Q5. Solve the "number of times a sorted array is rotated" problem.
#include <iostream>
using namespace std;
// Function to find the number of times a sorted array has been rotated
int no_of_times_rotated(int arr[], int n) {
int low = 0, high = n - 1; // Initialize search boundaries
while (low <= high) {
// If the array is already sorted, it hasn't been rotated
if (arr[low] <= arr[high])
return low;
int mid = low + (high - low) / 2; // Calculate mid to prevent overflow
// Check if mid is the pivot (smallest element)
int prev = (mid - 1 + n) % n; // Previous element (circular index)
int next = (mid + 1) % n; // Next element (circular index)

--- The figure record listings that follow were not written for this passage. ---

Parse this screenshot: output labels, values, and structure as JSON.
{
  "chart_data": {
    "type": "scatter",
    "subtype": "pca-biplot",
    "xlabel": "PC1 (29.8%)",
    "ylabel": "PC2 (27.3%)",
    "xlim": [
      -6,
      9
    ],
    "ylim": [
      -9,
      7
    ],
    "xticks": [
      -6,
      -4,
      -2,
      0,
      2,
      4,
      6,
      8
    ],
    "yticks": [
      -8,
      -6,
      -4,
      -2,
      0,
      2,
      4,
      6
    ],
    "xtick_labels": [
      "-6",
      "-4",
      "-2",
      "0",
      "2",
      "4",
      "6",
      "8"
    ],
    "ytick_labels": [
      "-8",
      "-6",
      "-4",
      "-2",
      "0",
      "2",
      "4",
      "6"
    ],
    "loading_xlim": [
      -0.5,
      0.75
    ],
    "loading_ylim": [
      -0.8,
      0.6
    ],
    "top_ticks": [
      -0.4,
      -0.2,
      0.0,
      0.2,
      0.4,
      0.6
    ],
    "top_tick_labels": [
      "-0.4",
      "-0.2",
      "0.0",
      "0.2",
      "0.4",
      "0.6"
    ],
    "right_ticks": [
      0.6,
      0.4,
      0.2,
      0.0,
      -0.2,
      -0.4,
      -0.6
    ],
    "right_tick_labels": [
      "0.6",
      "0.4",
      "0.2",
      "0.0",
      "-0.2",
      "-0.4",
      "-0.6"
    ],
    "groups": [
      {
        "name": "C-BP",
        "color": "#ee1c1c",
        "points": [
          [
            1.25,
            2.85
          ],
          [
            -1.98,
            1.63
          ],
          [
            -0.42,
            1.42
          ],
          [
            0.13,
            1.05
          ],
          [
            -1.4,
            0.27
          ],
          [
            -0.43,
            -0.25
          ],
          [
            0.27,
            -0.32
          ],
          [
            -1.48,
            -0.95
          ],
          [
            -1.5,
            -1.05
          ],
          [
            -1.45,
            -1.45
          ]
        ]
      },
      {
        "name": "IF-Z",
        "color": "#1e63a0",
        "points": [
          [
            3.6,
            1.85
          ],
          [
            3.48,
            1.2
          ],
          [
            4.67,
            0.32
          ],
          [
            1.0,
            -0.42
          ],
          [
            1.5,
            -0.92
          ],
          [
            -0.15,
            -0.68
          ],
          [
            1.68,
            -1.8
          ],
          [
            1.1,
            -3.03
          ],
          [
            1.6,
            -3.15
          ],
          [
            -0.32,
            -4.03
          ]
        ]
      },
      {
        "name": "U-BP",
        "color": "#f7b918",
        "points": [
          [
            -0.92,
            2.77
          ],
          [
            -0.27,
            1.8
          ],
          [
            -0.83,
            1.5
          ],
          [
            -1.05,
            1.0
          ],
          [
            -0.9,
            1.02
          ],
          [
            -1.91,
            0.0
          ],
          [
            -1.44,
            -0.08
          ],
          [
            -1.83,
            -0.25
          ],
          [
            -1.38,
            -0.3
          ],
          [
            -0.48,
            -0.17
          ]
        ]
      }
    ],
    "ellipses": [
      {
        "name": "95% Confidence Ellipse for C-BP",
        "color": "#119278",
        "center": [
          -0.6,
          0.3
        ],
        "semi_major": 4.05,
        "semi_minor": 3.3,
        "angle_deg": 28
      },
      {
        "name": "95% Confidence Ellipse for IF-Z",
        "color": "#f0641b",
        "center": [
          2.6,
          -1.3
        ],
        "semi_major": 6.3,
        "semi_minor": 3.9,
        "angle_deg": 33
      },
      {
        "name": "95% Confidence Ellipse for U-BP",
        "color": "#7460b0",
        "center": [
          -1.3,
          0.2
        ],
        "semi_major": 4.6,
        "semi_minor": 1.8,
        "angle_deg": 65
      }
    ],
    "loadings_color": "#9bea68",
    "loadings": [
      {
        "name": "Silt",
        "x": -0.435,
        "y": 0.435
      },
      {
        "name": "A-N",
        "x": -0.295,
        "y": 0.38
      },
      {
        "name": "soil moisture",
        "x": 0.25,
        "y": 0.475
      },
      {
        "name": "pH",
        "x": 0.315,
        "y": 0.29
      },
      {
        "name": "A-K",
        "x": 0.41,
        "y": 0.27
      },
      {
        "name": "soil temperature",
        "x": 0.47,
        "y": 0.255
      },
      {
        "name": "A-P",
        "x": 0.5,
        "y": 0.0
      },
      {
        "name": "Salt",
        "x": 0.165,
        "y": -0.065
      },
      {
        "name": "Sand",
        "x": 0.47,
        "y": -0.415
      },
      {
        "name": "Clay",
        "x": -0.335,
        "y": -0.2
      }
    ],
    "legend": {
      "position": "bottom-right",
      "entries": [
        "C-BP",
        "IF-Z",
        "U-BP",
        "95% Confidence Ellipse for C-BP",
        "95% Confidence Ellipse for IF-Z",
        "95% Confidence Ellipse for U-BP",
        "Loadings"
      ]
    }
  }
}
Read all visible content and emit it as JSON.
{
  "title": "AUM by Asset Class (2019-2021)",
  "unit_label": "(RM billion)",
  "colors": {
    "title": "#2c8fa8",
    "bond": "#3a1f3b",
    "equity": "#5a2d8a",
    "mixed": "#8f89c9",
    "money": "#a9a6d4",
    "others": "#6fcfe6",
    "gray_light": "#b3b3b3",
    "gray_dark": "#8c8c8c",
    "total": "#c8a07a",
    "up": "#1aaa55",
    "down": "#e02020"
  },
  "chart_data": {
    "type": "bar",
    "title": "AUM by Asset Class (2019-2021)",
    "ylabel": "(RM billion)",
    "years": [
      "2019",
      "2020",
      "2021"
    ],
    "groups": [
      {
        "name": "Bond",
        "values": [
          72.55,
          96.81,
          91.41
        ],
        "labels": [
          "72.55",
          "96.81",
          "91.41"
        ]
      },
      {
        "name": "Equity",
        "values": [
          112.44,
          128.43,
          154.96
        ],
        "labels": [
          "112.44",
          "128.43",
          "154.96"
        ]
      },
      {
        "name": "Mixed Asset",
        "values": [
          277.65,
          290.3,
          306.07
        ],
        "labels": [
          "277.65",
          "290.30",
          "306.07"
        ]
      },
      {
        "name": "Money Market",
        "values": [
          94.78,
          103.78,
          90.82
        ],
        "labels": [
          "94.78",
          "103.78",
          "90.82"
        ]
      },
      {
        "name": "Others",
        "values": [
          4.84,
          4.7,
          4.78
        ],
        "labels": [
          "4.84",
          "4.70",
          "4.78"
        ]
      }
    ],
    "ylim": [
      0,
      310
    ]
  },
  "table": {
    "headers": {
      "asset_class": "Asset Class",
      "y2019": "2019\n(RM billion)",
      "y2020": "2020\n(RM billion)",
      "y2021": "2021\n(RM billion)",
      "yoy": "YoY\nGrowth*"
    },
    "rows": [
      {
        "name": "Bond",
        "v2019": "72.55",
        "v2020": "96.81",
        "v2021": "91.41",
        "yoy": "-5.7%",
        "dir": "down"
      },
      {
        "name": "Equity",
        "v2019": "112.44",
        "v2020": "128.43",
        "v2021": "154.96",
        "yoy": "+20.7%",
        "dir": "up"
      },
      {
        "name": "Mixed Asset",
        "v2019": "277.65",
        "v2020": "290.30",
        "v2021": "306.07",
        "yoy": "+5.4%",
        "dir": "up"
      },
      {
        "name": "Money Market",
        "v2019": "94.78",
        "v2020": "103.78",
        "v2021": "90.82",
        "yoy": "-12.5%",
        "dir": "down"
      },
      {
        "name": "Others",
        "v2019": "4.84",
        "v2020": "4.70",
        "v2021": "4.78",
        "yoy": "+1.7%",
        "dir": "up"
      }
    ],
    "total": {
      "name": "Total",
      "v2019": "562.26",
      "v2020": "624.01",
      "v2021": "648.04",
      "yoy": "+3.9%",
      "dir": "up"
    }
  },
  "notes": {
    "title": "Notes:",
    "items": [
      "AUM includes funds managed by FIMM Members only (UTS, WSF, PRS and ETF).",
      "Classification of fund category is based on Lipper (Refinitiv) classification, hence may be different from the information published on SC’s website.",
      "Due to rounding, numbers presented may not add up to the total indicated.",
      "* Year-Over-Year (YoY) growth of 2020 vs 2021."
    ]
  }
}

if (arr[mid] <= arr[prev] && arr[mid] <= arr[next])
return mid;
// Decide the search space
if (arr[mid] >= arr[low])
low = mid + 1; // Search in the right half
else
high = mid - 1; // Search in the left half
}
return -1; // Return -1 if no rotation is found (edge case, should not occur)
}
int main() {
int n;
cout << "Enter length of array: ";
cin >> n; // Input array length
cout << "Enter elements of the array: ";
int arr[n];
for (int i = 0; i < n; i++) {
cin >> arr[i]; // Input array elements
}
// Output the number of rotations
cout << "The number of times the array has been rotated: " << no_of_times_rotated(arr, n);
return 0; // Indicate successful execution
}
This code finds the number of times a sorted array has been rotated using a binary search approach. The function no_of_times_rotated identifies the pivot element (the smallest element) in the rotated array, which corresponds to the number of rotations. It does so by comparing the mid element with its neighbors in each iteration. If the array is already sorted (i.e., the element at the start is less than or equal to the element at the end), it returns 0 rotations. Otherwise, it adjusts the search boundaries by checking whether the left or right half is sorted, narrowing the search space until the pivot is found. The index of the pivot is returned, indicating the number of rotations. This solution has a time complexity of O(log n), making it efficient for large arrays.
Today's practice deepened my understanding of advanced applications of Binary Search. From solving allocation problems to calculating medians and rotations in arrays, I learned how versatile and powerful this algorithm is in tackling complex challenges. These exercises have equipped me with valuable techniques to handle intricate searching problems more effectively. I look forward to exploring even more advanced topics in the days ahead!